Als Familie Gillert 2016 das Geschwisterpaar Carmen und Erwin aufnimmt, ahnt die Pflegefamilie nicht, aus welchen Lebensumständen die beiden Kinder kommen.
"Deutschlands verlorene Kinder": Dank ihrer Pflegeeltern können die Geschwister Carmen und Erwin wieder lachen.

Kinder und Jugendliche haben keine Lobby. Sie sind machen sich in der Gesellschaft nicht lautstark bemerkbar, wenn ihre Interessen mal wieder hintangestellt werden oder sie so leben müssen, wie es der Dokumentarfilm „Deutschlands verlorene Kinder“ schmerzhaft zeigt. Umso wichtiger ist es, hinzuschauen, diesen Kindern und Familien zuzuhören und nicht nur Experten über sie reden zu lassen. 

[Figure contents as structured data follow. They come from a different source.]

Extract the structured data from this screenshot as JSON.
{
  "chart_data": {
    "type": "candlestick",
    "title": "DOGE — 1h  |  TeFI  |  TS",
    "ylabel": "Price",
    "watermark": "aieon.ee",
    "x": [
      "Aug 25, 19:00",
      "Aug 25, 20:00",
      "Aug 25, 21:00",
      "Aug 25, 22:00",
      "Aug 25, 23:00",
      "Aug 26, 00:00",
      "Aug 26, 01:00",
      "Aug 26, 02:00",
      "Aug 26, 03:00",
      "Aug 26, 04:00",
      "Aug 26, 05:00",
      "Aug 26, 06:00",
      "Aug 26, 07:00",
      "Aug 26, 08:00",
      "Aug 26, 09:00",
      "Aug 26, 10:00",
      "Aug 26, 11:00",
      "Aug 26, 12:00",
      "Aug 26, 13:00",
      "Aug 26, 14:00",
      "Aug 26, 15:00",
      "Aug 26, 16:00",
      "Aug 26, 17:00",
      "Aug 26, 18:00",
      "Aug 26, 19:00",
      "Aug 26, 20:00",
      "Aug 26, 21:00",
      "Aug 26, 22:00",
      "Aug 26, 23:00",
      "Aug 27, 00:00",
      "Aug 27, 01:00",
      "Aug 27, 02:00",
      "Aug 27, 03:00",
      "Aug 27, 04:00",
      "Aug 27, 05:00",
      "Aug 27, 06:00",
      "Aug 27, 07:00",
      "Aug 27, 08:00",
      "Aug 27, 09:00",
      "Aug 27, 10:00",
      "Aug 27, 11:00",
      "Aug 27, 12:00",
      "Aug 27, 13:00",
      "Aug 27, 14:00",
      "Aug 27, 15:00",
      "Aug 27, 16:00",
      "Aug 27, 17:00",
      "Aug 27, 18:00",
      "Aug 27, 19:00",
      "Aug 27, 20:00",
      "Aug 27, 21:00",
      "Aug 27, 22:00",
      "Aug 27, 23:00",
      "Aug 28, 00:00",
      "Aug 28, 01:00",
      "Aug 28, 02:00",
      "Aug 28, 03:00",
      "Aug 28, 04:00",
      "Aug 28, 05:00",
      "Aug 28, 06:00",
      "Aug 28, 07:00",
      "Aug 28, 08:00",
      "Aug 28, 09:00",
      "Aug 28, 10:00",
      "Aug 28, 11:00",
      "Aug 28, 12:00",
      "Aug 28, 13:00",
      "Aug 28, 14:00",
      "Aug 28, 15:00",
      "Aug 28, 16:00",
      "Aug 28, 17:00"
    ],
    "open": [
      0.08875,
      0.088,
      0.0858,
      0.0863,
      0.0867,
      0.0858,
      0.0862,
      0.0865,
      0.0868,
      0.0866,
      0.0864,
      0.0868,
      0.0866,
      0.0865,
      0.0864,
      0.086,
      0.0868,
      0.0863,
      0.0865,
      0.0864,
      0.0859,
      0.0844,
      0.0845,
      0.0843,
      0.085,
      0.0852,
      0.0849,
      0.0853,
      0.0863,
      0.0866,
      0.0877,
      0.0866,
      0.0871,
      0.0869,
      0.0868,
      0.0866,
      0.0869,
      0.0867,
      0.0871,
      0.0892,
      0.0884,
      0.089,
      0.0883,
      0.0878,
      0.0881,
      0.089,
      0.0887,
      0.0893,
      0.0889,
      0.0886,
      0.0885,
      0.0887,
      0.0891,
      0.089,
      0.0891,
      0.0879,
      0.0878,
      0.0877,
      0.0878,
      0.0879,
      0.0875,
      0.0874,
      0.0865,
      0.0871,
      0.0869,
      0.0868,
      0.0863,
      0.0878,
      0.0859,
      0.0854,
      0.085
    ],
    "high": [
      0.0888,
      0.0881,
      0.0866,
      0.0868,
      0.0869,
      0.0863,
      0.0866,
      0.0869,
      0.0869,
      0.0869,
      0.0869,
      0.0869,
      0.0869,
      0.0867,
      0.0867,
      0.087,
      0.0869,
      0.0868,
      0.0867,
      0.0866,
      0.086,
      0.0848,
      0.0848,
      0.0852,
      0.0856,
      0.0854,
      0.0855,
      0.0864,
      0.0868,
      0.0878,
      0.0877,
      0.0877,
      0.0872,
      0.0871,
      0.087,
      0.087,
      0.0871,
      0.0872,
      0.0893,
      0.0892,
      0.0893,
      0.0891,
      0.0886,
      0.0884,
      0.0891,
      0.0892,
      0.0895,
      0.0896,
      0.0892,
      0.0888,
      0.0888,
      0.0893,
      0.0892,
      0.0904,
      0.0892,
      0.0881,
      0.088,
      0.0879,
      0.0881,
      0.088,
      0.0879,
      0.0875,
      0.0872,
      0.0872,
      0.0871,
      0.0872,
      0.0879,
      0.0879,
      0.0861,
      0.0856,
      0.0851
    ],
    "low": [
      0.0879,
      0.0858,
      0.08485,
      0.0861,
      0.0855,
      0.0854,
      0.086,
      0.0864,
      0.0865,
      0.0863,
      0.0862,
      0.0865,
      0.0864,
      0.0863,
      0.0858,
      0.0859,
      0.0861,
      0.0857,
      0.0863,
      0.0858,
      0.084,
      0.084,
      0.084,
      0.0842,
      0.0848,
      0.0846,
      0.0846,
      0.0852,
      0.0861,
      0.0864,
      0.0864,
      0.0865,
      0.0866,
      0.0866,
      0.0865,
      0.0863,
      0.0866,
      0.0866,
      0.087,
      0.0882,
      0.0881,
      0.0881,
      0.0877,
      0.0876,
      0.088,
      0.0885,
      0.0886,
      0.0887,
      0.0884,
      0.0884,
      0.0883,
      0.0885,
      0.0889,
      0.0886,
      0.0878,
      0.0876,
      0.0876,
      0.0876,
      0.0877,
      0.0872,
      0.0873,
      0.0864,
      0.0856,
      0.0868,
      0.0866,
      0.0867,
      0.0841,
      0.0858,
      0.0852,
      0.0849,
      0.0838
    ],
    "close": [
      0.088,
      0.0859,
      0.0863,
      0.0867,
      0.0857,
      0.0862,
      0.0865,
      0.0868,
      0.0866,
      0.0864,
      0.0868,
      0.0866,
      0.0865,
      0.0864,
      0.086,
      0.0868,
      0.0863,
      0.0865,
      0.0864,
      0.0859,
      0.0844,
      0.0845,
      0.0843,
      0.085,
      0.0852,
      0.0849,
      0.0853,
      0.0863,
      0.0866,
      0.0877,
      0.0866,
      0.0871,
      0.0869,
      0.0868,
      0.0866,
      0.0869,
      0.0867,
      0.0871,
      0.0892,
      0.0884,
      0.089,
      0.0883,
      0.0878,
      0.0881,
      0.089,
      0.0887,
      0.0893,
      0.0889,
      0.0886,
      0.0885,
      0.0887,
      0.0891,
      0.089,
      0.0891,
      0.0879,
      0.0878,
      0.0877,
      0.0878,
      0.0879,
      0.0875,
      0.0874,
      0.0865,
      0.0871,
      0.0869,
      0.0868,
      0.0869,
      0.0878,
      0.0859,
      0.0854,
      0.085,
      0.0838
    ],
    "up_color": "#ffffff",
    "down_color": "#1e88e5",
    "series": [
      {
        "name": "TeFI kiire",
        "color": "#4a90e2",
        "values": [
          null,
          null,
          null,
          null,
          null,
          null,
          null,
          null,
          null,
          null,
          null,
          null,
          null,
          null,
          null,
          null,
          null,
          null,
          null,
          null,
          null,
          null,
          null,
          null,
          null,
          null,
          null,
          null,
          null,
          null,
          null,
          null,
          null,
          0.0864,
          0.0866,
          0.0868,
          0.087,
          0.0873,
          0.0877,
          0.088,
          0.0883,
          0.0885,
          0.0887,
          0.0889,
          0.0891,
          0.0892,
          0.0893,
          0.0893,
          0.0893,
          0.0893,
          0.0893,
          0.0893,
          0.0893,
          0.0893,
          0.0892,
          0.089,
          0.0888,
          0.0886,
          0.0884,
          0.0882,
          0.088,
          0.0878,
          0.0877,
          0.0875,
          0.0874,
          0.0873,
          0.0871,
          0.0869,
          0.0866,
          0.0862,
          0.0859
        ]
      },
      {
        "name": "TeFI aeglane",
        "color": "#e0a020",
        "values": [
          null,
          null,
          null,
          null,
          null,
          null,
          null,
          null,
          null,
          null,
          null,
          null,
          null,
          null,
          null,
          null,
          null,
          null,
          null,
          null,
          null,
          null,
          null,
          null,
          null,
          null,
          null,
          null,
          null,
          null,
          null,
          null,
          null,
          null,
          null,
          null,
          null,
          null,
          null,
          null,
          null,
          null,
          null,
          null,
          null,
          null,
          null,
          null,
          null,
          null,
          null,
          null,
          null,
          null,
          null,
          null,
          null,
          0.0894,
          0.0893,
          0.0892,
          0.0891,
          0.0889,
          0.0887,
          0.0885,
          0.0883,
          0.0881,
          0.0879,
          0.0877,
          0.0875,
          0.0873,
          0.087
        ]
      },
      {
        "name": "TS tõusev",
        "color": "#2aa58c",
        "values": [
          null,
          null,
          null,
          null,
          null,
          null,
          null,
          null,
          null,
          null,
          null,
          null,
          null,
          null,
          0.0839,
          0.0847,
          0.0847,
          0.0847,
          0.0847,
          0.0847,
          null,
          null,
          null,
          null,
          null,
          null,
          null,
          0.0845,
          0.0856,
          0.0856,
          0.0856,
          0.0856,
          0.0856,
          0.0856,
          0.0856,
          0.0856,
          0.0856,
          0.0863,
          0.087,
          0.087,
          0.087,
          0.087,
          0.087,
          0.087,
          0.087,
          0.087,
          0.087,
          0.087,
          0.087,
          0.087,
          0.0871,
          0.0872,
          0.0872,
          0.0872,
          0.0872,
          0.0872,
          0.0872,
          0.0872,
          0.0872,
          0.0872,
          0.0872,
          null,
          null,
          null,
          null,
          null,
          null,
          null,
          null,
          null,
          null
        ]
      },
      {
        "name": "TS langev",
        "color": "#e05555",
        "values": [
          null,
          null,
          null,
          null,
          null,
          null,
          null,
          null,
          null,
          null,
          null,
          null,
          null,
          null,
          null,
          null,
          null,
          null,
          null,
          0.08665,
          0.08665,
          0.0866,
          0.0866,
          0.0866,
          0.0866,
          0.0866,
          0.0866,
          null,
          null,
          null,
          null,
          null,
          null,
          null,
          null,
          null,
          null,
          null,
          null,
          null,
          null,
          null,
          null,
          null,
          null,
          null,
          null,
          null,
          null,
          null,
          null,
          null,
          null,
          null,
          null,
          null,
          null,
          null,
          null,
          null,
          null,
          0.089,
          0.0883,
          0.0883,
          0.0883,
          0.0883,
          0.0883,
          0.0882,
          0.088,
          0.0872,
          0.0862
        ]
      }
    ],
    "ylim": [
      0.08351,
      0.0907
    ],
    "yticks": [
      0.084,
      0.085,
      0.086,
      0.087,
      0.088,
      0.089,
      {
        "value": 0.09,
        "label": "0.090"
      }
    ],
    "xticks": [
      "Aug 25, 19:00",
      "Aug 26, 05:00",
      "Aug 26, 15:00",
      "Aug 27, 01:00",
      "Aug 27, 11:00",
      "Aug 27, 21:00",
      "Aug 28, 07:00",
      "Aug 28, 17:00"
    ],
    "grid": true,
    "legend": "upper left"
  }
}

Vor genau sechsundzwanzig Jahren habe ich in Berlin das Kinderhilfswerk die Arche gegründet. Die Arche ist eine Kinder- und Jugendeinrichtung, eine sogenannte offene Einrichtung. Zu uns kommen täglich rund 4.500 Kinder und Jugendliche, in 29 Häusern, verteilt über das ganze Land. Archen gibt es in Hamburg, München, Frankfurt, Berlin, Köln, Düsseldorf, Dresden, Leipzig und vielen weiteren deutschen Städten, aber eben auch in Warschau und eine in der Schweiz.

Viele der jungen Menschen, die in unsere Einrichtung kommen, leben in einkommensschwachen Familien, aber viele sind eben auch emotional benachteiligt. Sie erleben zuhause keine Zuneigung und auch nur wenig Liebe. Das suchen zahlreiche Kids dann in den Archen. 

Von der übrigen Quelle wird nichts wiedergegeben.